Of the Roberto affair, Vincent says, "After Bill Williamson had the fall, I was immediately afraid he wouldn't be fit to ride in the Derby, and up until the Monday before the Derby Bill Tucker in London wasn't at all happy with Bill Williamson's progress. John Galbreath set up the appointment to see Bill Williamson at Claridge's Hotel at five o'clock but Bill arrived early, and when I got there at five John Galbreath had already told him he didn't want him to ride. John Galbreath had said that, as an athlete, there was no way he was going to be fit, and so it was settled. I rang up the Press Association from Claridge's and told them Lester would be riding Roberto."
Of the Derby itself, Vincent says, "Unless Roberto might by some miracle have done more for another jockey, no one but Lester could have won. Lester said to me that night, late on, at the celebration party, `He wasn't doing much for me, you know.' "
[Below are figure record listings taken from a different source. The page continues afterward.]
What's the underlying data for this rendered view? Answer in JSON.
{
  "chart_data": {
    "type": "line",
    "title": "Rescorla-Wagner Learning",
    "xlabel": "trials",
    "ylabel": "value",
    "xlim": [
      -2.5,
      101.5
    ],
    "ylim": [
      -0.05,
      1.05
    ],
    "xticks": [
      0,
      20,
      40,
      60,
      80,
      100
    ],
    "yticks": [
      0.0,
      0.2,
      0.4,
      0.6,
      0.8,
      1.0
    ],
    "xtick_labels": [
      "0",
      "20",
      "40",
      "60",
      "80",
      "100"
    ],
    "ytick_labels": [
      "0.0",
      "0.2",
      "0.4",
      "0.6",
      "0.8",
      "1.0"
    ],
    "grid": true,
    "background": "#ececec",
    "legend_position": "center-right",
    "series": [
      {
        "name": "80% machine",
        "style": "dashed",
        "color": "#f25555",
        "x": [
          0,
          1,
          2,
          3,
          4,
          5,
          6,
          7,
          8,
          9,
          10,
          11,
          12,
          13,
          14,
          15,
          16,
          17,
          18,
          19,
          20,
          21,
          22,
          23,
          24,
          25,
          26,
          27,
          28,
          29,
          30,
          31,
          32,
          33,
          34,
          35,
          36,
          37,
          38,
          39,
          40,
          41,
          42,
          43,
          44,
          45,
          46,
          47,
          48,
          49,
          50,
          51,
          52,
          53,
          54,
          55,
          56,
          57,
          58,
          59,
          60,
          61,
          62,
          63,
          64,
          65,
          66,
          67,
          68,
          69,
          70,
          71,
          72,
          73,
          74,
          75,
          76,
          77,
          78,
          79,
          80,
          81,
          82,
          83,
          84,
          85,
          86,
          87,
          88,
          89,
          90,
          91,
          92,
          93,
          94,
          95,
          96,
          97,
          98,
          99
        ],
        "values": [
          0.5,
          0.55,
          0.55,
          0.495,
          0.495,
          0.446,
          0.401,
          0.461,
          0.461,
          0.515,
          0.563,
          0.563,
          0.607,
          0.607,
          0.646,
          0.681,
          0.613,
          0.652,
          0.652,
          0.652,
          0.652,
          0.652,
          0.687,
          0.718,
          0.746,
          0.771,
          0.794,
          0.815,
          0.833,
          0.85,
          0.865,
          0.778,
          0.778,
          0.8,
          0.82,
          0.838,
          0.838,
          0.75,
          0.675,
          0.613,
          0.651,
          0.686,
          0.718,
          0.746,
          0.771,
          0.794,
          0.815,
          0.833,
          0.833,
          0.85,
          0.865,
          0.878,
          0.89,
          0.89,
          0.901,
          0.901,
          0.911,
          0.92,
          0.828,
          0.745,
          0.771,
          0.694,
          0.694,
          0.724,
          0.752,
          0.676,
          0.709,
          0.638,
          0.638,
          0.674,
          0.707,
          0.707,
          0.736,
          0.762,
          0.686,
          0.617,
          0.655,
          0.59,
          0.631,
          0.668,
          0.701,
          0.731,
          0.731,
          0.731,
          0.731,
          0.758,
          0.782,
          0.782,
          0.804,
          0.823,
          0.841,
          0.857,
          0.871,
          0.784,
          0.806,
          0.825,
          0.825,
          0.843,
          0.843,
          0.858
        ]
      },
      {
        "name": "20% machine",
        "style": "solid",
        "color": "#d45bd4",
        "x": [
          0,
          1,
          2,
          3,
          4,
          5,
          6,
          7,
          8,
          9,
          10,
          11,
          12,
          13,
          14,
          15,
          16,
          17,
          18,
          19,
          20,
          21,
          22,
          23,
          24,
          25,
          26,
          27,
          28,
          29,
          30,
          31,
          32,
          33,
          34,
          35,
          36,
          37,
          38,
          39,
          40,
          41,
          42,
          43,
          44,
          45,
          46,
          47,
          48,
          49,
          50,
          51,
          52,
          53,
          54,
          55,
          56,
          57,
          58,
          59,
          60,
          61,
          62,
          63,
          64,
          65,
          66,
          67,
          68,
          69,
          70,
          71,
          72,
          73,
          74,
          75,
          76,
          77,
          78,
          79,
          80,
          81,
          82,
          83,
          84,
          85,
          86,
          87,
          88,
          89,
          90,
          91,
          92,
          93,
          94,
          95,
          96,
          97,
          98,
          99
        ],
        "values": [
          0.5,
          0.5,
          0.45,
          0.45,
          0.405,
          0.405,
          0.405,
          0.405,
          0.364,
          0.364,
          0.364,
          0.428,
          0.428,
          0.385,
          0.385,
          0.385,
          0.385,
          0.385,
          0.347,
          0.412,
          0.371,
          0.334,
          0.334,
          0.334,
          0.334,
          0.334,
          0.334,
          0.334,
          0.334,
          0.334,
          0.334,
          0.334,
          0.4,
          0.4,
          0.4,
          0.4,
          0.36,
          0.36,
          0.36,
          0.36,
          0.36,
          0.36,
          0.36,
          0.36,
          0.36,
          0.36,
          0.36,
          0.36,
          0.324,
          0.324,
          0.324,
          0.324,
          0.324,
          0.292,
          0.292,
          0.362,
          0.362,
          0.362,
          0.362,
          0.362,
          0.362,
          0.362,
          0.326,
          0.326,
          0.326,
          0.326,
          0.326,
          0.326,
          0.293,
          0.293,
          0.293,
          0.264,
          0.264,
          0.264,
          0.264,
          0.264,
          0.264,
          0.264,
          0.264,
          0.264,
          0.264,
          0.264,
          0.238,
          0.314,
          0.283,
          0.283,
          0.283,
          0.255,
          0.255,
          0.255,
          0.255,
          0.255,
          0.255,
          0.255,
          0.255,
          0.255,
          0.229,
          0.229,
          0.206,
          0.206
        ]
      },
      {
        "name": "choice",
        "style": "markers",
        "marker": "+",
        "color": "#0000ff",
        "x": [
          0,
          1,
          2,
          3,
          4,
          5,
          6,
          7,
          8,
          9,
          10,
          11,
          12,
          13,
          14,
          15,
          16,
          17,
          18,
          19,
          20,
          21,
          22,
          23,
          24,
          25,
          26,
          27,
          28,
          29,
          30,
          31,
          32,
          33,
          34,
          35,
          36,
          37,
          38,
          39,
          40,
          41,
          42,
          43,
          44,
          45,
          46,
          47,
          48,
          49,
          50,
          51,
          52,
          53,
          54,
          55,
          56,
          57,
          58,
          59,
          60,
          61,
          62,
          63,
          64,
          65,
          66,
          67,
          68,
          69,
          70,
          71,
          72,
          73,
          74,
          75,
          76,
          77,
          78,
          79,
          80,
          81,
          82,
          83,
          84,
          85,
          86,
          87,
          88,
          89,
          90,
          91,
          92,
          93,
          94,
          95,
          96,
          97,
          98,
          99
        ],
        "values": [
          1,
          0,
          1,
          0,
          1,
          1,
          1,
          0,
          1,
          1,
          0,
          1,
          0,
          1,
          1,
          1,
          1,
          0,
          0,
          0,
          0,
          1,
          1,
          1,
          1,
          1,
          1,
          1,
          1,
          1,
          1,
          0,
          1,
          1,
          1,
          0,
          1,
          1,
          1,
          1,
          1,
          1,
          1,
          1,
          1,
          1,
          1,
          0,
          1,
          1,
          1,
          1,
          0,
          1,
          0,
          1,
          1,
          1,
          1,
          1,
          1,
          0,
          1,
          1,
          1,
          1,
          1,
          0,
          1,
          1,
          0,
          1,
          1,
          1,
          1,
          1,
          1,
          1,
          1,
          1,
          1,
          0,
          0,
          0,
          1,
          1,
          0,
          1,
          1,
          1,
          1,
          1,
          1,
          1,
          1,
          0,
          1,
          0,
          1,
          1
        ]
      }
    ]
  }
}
But, Vincent laughs, "Perhaps he'd have done less for anyone else."
Of Sir Ivor and Nijinsky, Vincent says, "They were two great horses, and it would be hard for me to say which was the better. There was a real doubt about their getting a mile and a half because they were both American bred, and the Americans breed their horses for a mile and a quarter, the distance of their top classic races. Sir Ivor and Nijinsky were both best at a mile and a quarter."
I mentioned that Lester still thinks Sir Ivor the best horse he ever rode, and Vincent said, "I can imagine him saying that because there were no problems with Sir Ivor.
He must have been a grand horse to ride, he was as tough as could be, he didn't care, the crowd didn't bother him a bit, the other horses bein
g on their toes didn't trouble him.
During a race he didn't pull, he'd settle and go anywhere you wanted, and where you asked him, he'd go, just like that. Whereas Nijinsky got tensed up and sweated. Once he was out of the stalls, Lester said, he was fine. He'd drop his bit and be perfectly all right, but the waiting about beforehand always upset him. Of course, having a horse like that under you doesn't help, it's bound to get you tensed up. I'm sure Lester liked Sir Ivor better."
He went on, "Lester revolutionised race-riding, you know. Before Lester, if there was no pace, if no one wanted to take up the running, no jockey would go on, and the horses would crawl. But Lester finished all that because if nothing went, he went, and you never see slow-run races any more. The others picked it up from him, but he was the one who started it. It's a good thing, because the public were very critical of a slow early pace.
"Lester was a truly, truly great jockey and it was incredible that at fifty he was riding better than ever. His brain had matured, his thinking was so good. I think at the end, he was the best he'd ever been."
Vincent and his wife Jacqueline were afraid, after I'd talked with them for a while, that they'd said so many nice things about Lester he might seem an insipid goody-goody, so they cast around for a few derogatory remarks, without any noticeable success. Their voices throughout were as affectionate as Sir Noel Murless's had been, the good memories crowding in.